Da der Dienstherr nicht weiß, warum ein Beamter krankgeschrieben ist, wird hier ein anderer Auftrag an den Amtsarzt gestellt. Nämlich, ob die Aussicht besteht, dass mit hoher Wahrscheinlichkeit innerhalb von 6 Monaten die Dienstfähigkeit wieder voll hergestellt wird. Tiefer will ich hier wegen der Komplexität nicht gehen. Wer sich intensiver mit der Feststellung der Dienstunfähigkeit beschäftigen will, könnte mehr in Urteilen oder bei sachverständigen Juristen finden.
Mit Erhalt des amtsärztlichen Gutachtens beginnt nun die statusrechtliche Prüfung der Dienstunfähigkeit. Das heißt, dass die Dienstelle unabhängig und in eigener Zuständigkeit das Ergebnis der Begutachtung würdigt und die Schlussfolgerungen hinsichtlich dauerhafter Unfähigkeit zur Diensterfüllung oder anderweitiger Verwendungen zieht. In Deutschland erfolgt die Feststellung der Dienstunfähigkeit, weil es ein beamtenstatusrechtlicher Begriff ist, eben nicht durch den Amtsarzt, sondern durch die zuständige Behörde.

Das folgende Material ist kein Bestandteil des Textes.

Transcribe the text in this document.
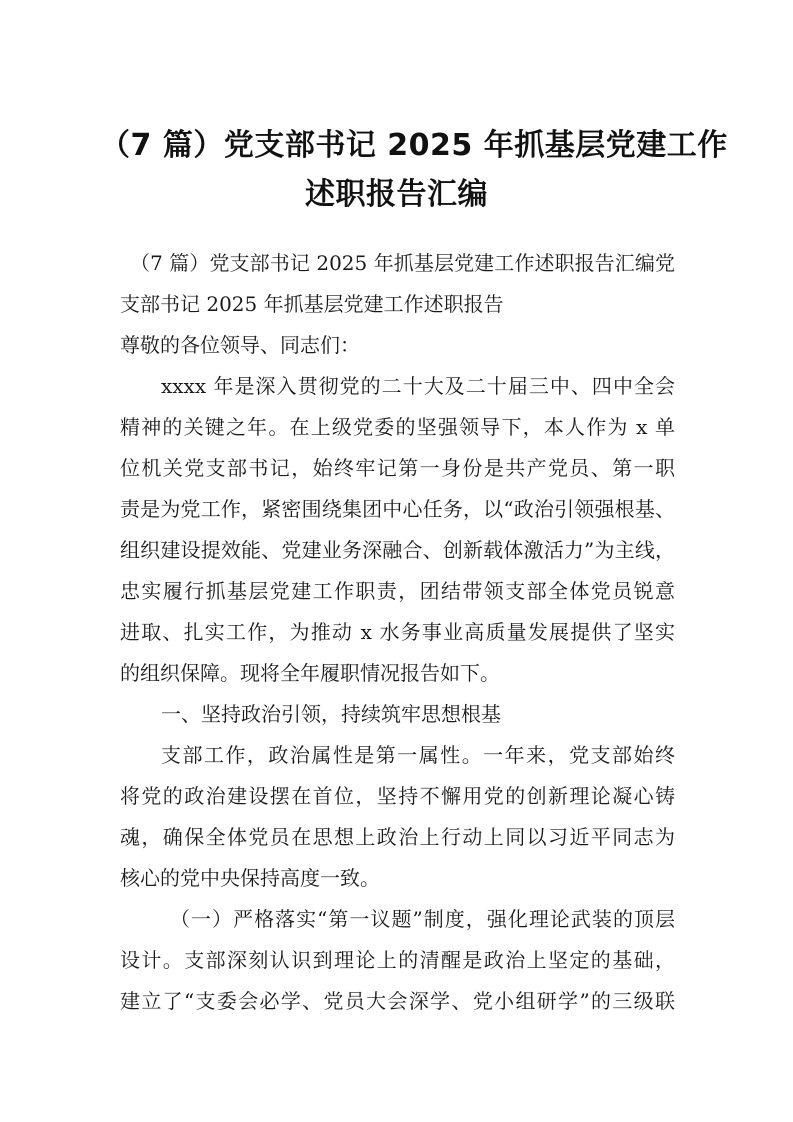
（7 篇）党支部书记 2025 年抓基层党建工作
述职报告汇编

（7 篇）党支部书记 2025 年抓基层党建工作述职报告汇编党

支部书记 2025 年抓基层党建工作述职报告

尊敬的各位领导、同志们：

xxxx 年是深入贯彻党的二十大及二十届三中、四中全会

精神的关键之年。在上级党委的坚强领导下，本人作为 x 单

位机关党支部书记，始终牢记第一身份是共产党员、第一职

责是为党工作，紧密围绕集团中心任务，以“政治引领强根基、

组织建设提效能、党建业务深融合、创新载体激活力”为主线，

忠实履行抓基层党建工作职责，团结带领支部全体党员锐意

进取、扎实工作，为推动 x 水务事业高质量发展提供了坚实

的组织保障。现将全年履职情况报告如下。

一、坚持政治引领，持续筑牢思想根基

支部工作，政治属性是第一属性。一年来，党支部始终

将党的政治建设摆在首位，坚持不懈用党的创新理论凝心铸

魂，确保全体党员在思想上政治上行动上同以习近平同志为

核心的党中央保持高度一致。

（一）严格落实“第一议题”制度，强化理论武装的顶层

设计。支部深刻认识到理论上的清醒是政治上坚定的基础，

建立了“支委会必学、党员大会深学、党小组研学”的三级联
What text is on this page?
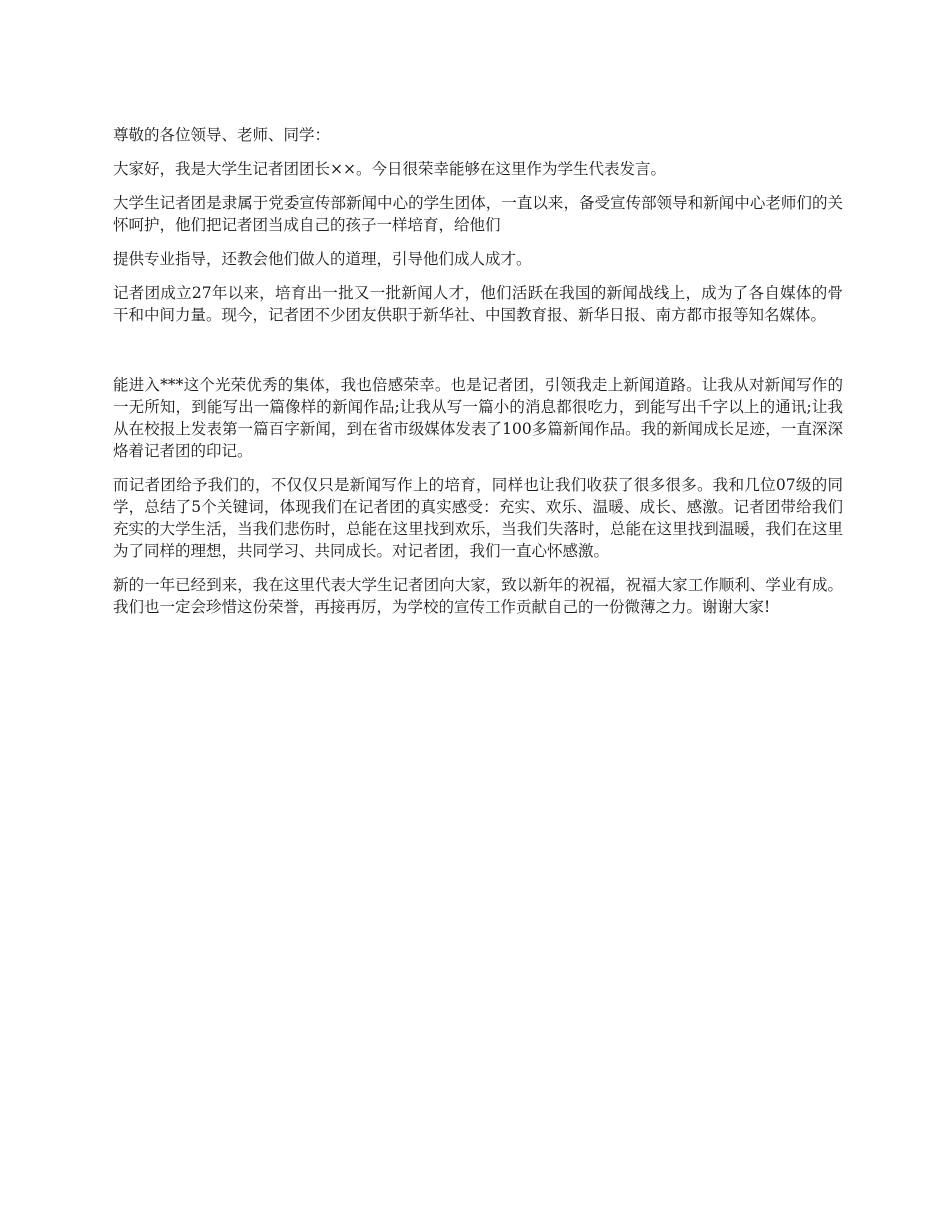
尊敬的各位领导、老师、同学：

大家好，我是大学生记者团团长××。今日很荣幸能够在这里作为学生代表发言。

大学生记者团是隶属于党委宣传部新闻中心的学生团体，一直以来，备受宣传部领导和新闻中心老师们的关怀呵护，他们把记者团当成自己的孩子一样培育，给他们

提供专业指导，还教会他们做人的道理，引导他们成人成才。

记者团成立27年以来，培育出一批又一批新闻人才，他们活跃在我国的新闻战线上，成为了各自媒体的骨干和中间力量。现今，记者团不少团友供职于新华社、中国教育报、新华日报、南方都市报等知名媒体。

能进入***这个光荣优秀的集体，我也倍感荣幸。也是记者团，引领我走上新闻道路。让我从对新闻写作的一无所知，到能写出一篇像样的新闻作品;让我从写一篇小的消息都很吃力，到能写出千字以上的通讯;让我从在校报上发表第一篇百字新闻，到在省市级媒体发表了100多篇新闻作品。我的新闻成长足迹，一直深深烙着记者团的印记。

而记者团给予我们的，不仅仅只是新闻写作上的培育，同样也让我们收获了很多很多。我和几位07级的同学，总结了5个关键词，体现我们在记者团的真实感受：充实、欢乐、温暖、成长、感激。记者团带给我们充实的大学生活，当我们悲伤时，总能在这里找到欢乐，当我们失落时，总能在这里找到温暖，我们在这里为了同样的理想，共同学习、共同成长。对记者团，我们一直心怀感激。

新的一年已经到来，我在这里代表大学生记者团向大家，致以新年的祝福，祝福大家工作顺利、学业有成。我们也一定会珍惜这份荣誉，再接再厉，为学校的宣传工作贡献自己的一份微薄之力。谢谢大家!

Kommt der Dienstherr nun zu der gesicherten Erkenntnis, dass der Beamte sein Amt im abstrakt funktionellen Sinn (vereinfacht: alle Dienstposten, die er in seinem Status und gemäß seiner Ausbildung können muss) aus gesundheitlichen Gründen, oder wegen seines körperlichen Zustandes und einer darüberhinausgehenden Betrachtung der gesamten Persönlichkeit dauerhaft nicht mehr erfüllen kann, dann kommt es zur Feststellung der Dienstunfähigkeit. Damit erfolgt aber noch keine Ruhestandsversetzung, da von dieser abgesehen werden soll, wenn eine anderweitige Verwendung möglich ist.
Ob sie möglich ist und wie eine anderweitige Verwendung aussehen könnte, war in der Regel auch Gegenstand der amtsärztlichen Begutachtung.

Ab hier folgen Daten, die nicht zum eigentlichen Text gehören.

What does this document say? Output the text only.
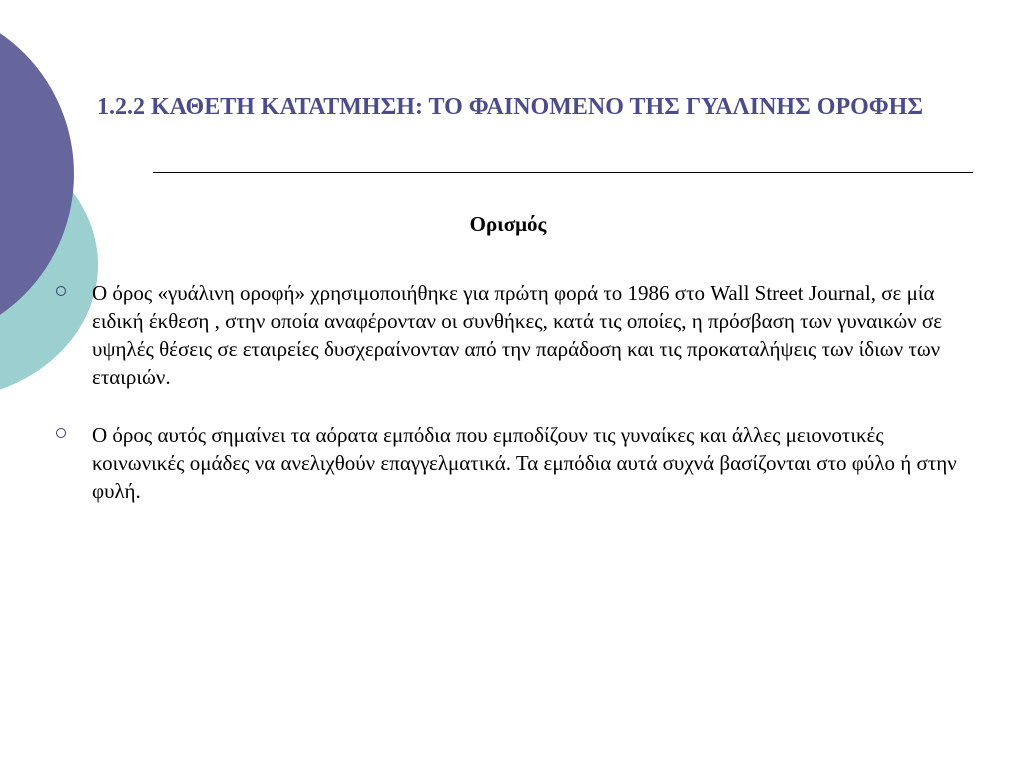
1.2.2 ΚΑΘΕΤΗ ΚΑΤΑΤΜΗΣΗ: ΤΟ ΦΑΙΝΟΜΕΝΟ ΤΗΣ ΓΥΑΛΙΝΗΣ ΟΡΟΦΗΣ
Ορισμός
Ο όρος «γυάλινη οροφή» χρησιμοποιήθηκε για πρώτη φορά το 1986 στο Wall Street Journal, σε μία ειδική έκθεση , στην οποία αναφέρονταν οι συνθήκες, κατά τις οποίες, η πρόσβαση των γυναικών σε υψηλές θέσεις σε εταιρείες δυσχεραίνονταν από την παράδοση και τις προκαταλήψεις των ίδιων των εταιριών.
Ο όρος αυτός σημαίνει τα αόρατα εμπόδια που εμποδίζουν τις γυναίκες και άλλες μειονοτικές κοινωνικές ομάδες να ανελιχθούν επαγγελματικά. Τα εμπόδια αυτά συχνά βασίζονται στο φύλο ή στην φυλή.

Bedeutet Dienstunfähigkeit gleich Ruhestandsversetzung?
Im nächsten Schritt wird sich also der Dienstherr in seinem gesamten Zuständigkeitsbereich auf die Suche nach einer potenziellen Verwendung für den Beamten begeben. In der Regel bedarf ein anderer Dienstposten nicht der Zustimmung des Beamten. Diese Suche ist in der Rechtsprechung auf geeignete freie und freiwerdende Dienstposten in absehbarer Zukunft (6 Monate) zu erstrecken. Es kann sich auch um eine andere Laufbahn handeln, zu der der Beamte zunächst auch die Laufbahnbefähigung erwerben müsste.

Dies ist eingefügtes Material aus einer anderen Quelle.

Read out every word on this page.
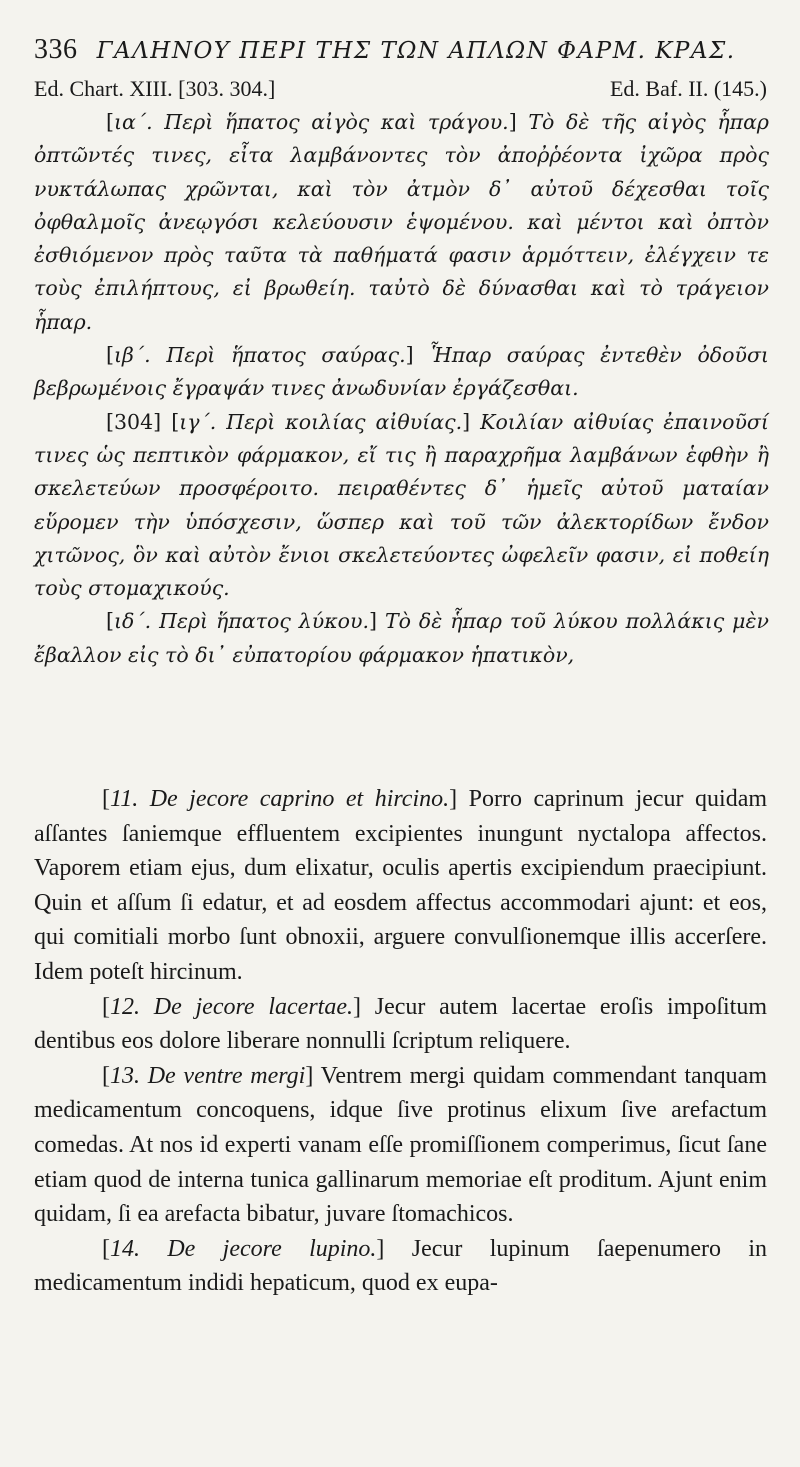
336 ΓΑΛΗΝΟΥ ΠΕΡΙ ΤΗΣ ΤΩΝ ΑΠΛΩΝ ΦΑΡΜ. ΚΡΑΣ.
Ed. Chart. XIII. [303. 304.]	Ed. Baf. II. (145.)

[ια΄. Περὶ ἥπατος αἰγὸς καὶ τράγου.] Τὸ δὲ τῆς αἰγὸς ἧπαρ ὀπτῶντές τινες, εἶτα λαμβάνοντες τὸν ἀποῤῥέοντα ἰχῶρα πρὸς νυκτάλωπας χρῶνται, καὶ τὸν ἀτμὸν δ᾽ αὐτοῦ δέχεσθαι τοῖς ὀφθαλμοῖς ἀνεῳγόσι κελεύουσιν ἑψομένου. καὶ μέντοι καὶ ὀπτὸν ἐσθιόμενον πρὸς ταῦτα τὰ παθήματά φασιν ἁρμόττειν, ἐλέγχειν τε τοὺς ἐπιλήπτους, εἰ βρωθείη. ταὐτὸ δὲ δύνασθαι καὶ τὸ τράγειον ἧπαρ.

[ιβ΄. Περὶ ἥπατος σαύρας.] Ἧπαρ σαύρας ἐντεθὲν ὀδοῦσι βεβρωμένοις ἔγραψάν τινες ἀνωδυνίαν ἐργάζεσθαι.

[304] [ιγ΄. Περὶ κοιλίας αἰθυίας.] Κοιλίαν αἰθυίας ἐπαινοῦσί τινες ὡς πεπτικὸν φάρμακον, εἴ τις ἢ παραχρῆμα λαμβάνων ἑφθὴν ἢ σκελετεύων προσφέροιτο. πειραθέντες δ᾽ ἡμεῖς αὐτοῦ ματαίαν εὕρομεν τὴν ὑπόσχεσιν, ὥσπερ καὶ τοῦ τῶν ἀλεκτορίδων ἔνδον χιτῶνος, ὃν καὶ αὐτὸν ἔνιοι σκελετεύοντες ὠφελεῖν φασιν, εἰ ποθείη τοὺς στομαχικούς.

[ιδ΄. Περὶ ἥπατος λύκου.] Τὸ δὲ ἧπαρ τοῦ λύκου πολλάκις μὲν ἔβαλλον εἰς τὸ δι᾽ εὐπατορίου φάρμακον ἡπατικὸν,

[11. De jecore caprino et hircino.] Porro caprinum jecur quidam aſſantes ſaniemque effluentem excipientes inungunt nyctalopa affectos. Vaporem etiam ejus, dum elixatur, oculis apertis excipiendum praecipiunt. Quin et aſſum ſi edatur, et ad eosdem affectus accommodari ajunt: et eos, qui comitiali morbo ſunt obnoxii, arguere convulſionemque illis accerſere. Idem poteſt hircinum.

[12. De jecore lacertae.] Jecur autem lacertae eroſis impoſitum dentibus eos dolore liberare nonnulli ſcriptum reliquere.

[13. De ventre mergi] Ventrem mergi quidam commendant tanquam medicamentum concoquens, idque ſive protinus elixum ſive arefactum comedas. At nos id experti vanam eſſe promiſſionem comperimus, ſicut ſane etiam quod de interna tunica gallinarum memoriae eſt proditum. Ajunt enim quidam, ſi ea arefacta bibatur, juvare ſtomachicos.

[14. De jecore lupino.] Jecur lupinum ſaepenumero in medicamentum indidi hepaticum, quod ex eupa-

Grundsätzlich sind hohe Anforderungen an den Dienstherrn gestellt, denn für den Beamten muss das „Ergebnis“ der Suche zumutbar sein. Also geringstmöglich in sein bisheriges statusrechtliches Amt eingreifend. Am wenigsten zumutbar sind geringerwertige Tätigkeiten oder eine neue Laufbahn in Kombination mit geringerer Besoldung (aber möglich). Bei all dem wird dem Beamten auch Mitsprachegelegenheit eingeräumt. Am Ende wägt der Dienstherr bei der Feststellung der Dienstunfähigkeit zwischen seinen und den Interessen des Beamten ab.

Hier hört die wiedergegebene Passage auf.